A novel Self-Braking Tuning framework reduces overthinking and unnecessary computational overhead in large reasoning models by enabling the model to self-regulate its reasoning process.
Large reasoning models (LRMs), such as OpenAI o1 and DeepSeek-R1, have
significantly enhanced their reasoning capabilities by generating longer chains
of thought, demonstrating outstanding performance across a variety of tasks.
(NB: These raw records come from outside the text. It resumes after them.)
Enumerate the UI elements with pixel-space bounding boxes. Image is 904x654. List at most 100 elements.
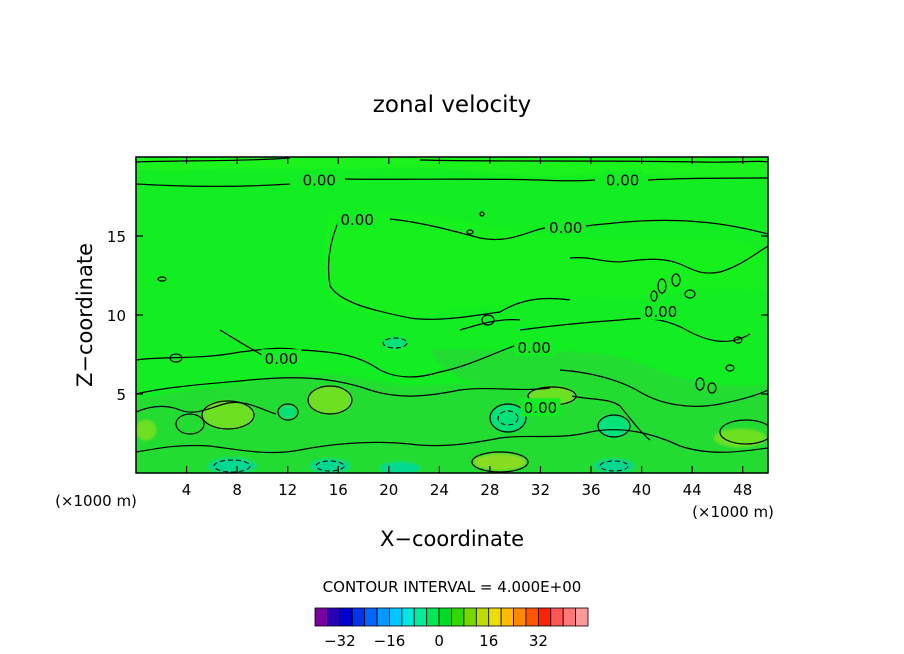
contour-line (459, 319, 521, 331)
contour-label-bg (640, 301, 681, 320)
x-axis-label: X−coordinate (380, 527, 524, 551)
negative-contour (213, 459, 251, 473)
contour-line (136, 377, 551, 397)
contour-loop (684, 289, 696, 299)
colorbar-swatch (351, 607, 366, 627)
colorbar-swatch (413, 607, 428, 627)
colorbar-tick-label: 0 (434, 632, 444, 650)
negative-patch (280, 406, 296, 418)
negative-patch (208, 458, 256, 473)
colorbar-swatch (575, 607, 589, 627)
contour-interval-text: CONTOUR INTERVAL = 4.000E+00 (323, 578, 582, 596)
positive-patch (308, 386, 352, 414)
contour-line (389, 218, 546, 240)
contour-loop (489, 403, 527, 433)
colorbar-swatch (327, 607, 341, 627)
colorbar-swatch (537, 607, 552, 627)
contour-label: 0.00 (517, 339, 550, 357)
y-tick-label: 15 (107, 228, 126, 246)
contour-label: 0.00 (644, 303, 677, 321)
negative-patch (383, 337, 407, 349)
colorbar-swatch (475, 607, 490, 627)
colorbar-swatch (389, 607, 403, 627)
contour-label: 0.00 (340, 211, 373, 229)
negative-contour (497, 410, 519, 426)
colorbar-swatch (463, 607, 477, 627)
contour-loop (277, 403, 299, 421)
contour-line (569, 245, 768, 274)
colorbar-swatch (426, 607, 440, 627)
x-tick-label: 12 (278, 481, 297, 499)
x-tick-label: 8 (232, 481, 242, 499)
colorbar-swatch (562, 607, 576, 627)
x-tick-label: 4 (182, 481, 192, 499)
contour-label-bg (299, 170, 340, 189)
contour-label-bg (514, 338, 555, 357)
contour-labels: 0.00 0.00 0.00 0.00 0.00 0.00 0.00 0.00 (261, 170, 681, 417)
colorbar-tick-label: −32 (324, 632, 356, 650)
mid-lobe-a (324, 210, 768, 319)
chart-title: zonal velocity (373, 92, 531, 118)
negative-contour (315, 460, 345, 472)
positive-patch (136, 420, 156, 440)
contour-loop (650, 290, 658, 302)
positive-patch (474, 454, 526, 470)
y-axis-label: Z−coordinate (73, 243, 97, 387)
colorbar-swatch (339, 607, 353, 627)
colorbar-tick-label: 16 (479, 632, 498, 650)
colorbar-swatch (401, 607, 415, 627)
contour-line (647, 177, 768, 181)
contour-label: 0.00 (265, 350, 298, 368)
negative-contour (599, 460, 629, 472)
contour-label-bg (520, 398, 561, 417)
y-tick-label: 5 (116, 386, 126, 404)
contour-line (136, 183, 291, 187)
x-axis-ticks: 4 8 12 16 20 24 28 32 36 40 44 48 (182, 157, 752, 499)
contour-line (585, 219, 768, 235)
y-axis-ticks: 5 10 15 (107, 228, 768, 404)
contour-lines (136, 157, 768, 473)
positive-patch (714, 429, 766, 447)
colorbar-swatch (438, 607, 452, 627)
x-tick-label: 20 (379, 481, 398, 499)
contour-line (344, 178, 596, 182)
x-tick-label: 48 (733, 481, 752, 499)
contour-line (327, 217, 571, 320)
contour-line (136, 429, 768, 454)
colorbar-swatch (376, 607, 390, 627)
contour-loop (481, 314, 495, 326)
colorbar-swatch (500, 607, 514, 627)
contour-loop (479, 211, 485, 217)
contour-loop (466, 229, 474, 235)
contour-loop (707, 382, 717, 394)
colorbar-tick-label: −16 (374, 632, 406, 650)
x-axis-unit: (×1000 m) (692, 503, 774, 521)
negative-patch (490, 404, 526, 432)
contour-label-bg (261, 349, 302, 368)
negative-patch (380, 462, 420, 473)
colorbar-tick-label: 32 (529, 632, 548, 650)
colorbar-swatch (314, 607, 328, 627)
negative-patch (598, 415, 630, 437)
contour-loop (307, 385, 353, 415)
x-tick-label: 40 (632, 481, 651, 499)
contour-loop (597, 414, 631, 438)
x-tick-label: 28 (480, 481, 499, 499)
contour-line (571, 395, 651, 441)
contour-label-bg (337, 210, 378, 229)
contour-label: 0.00 (524, 399, 557, 417)
positive-patch (202, 401, 254, 429)
contour-loop (725, 364, 735, 372)
y-tick-label: 10 (107, 307, 126, 325)
x-tick-label: 24 (430, 481, 449, 499)
contour-loop (719, 419, 768, 445)
contour-loop (157, 276, 167, 282)
colorbar-swatch (364, 607, 378, 627)
contour-label: 0.00 (549, 219, 582, 237)
contour-line (559, 369, 768, 407)
colorbar-swatch (451, 607, 465, 627)
contour-loop (175, 413, 205, 435)
shaded-regions (136, 157, 768, 473)
colorbar (314, 607, 589, 627)
x-tick-label: 32 (531, 481, 550, 499)
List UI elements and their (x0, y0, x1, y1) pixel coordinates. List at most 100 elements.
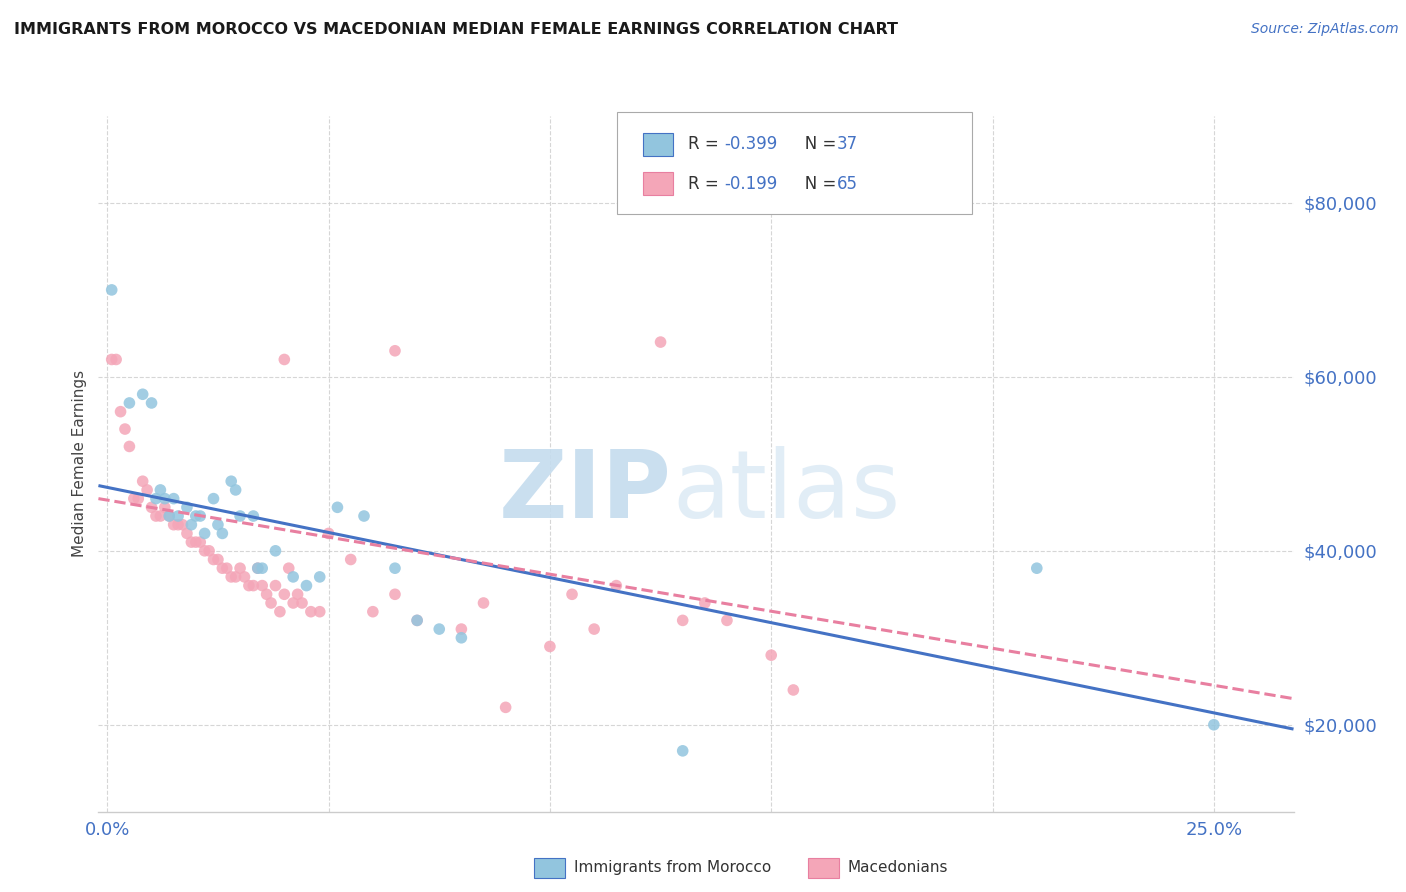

However, this performance gain comes at the cost of a substantial increase in
redundant reasoning during the generation process, leading to high
computational overhead and exacerbating the issue of overthinking. Although
numerous existing approaches aim to address the problem of overthinking, they
often rely on external interventions. In this paper, we propose a novel
framework, Self-Braking Tuning (SBT), which tackles overthinking from the
perspective of allowing the model to regulate its own reasoning process, thus
eliminating the reliance on external control mechanisms. We construct a set of
overthinking identification metrics based on standard answers and design a
systematic method to detect redundant reasoning. This method accurately
identifies unnecessary steps within the reasoning trajectory and generates
training signals for learning self-regulation behaviors. Building on this
foundation, we develop a complete strategy for constructing data with adaptive
reasoning lengths and introduce an innovative braking prompt mechanism that
enables the model to naturally learn when to terminate reasoning at an
appropriate point. Experiments across mathematical benchmarks (AIME, AMC,
MATH500, GSM8K) demonstrate that our method reduces token consumption by up to
60% while maintaining comparable accuracy to unconstrained models.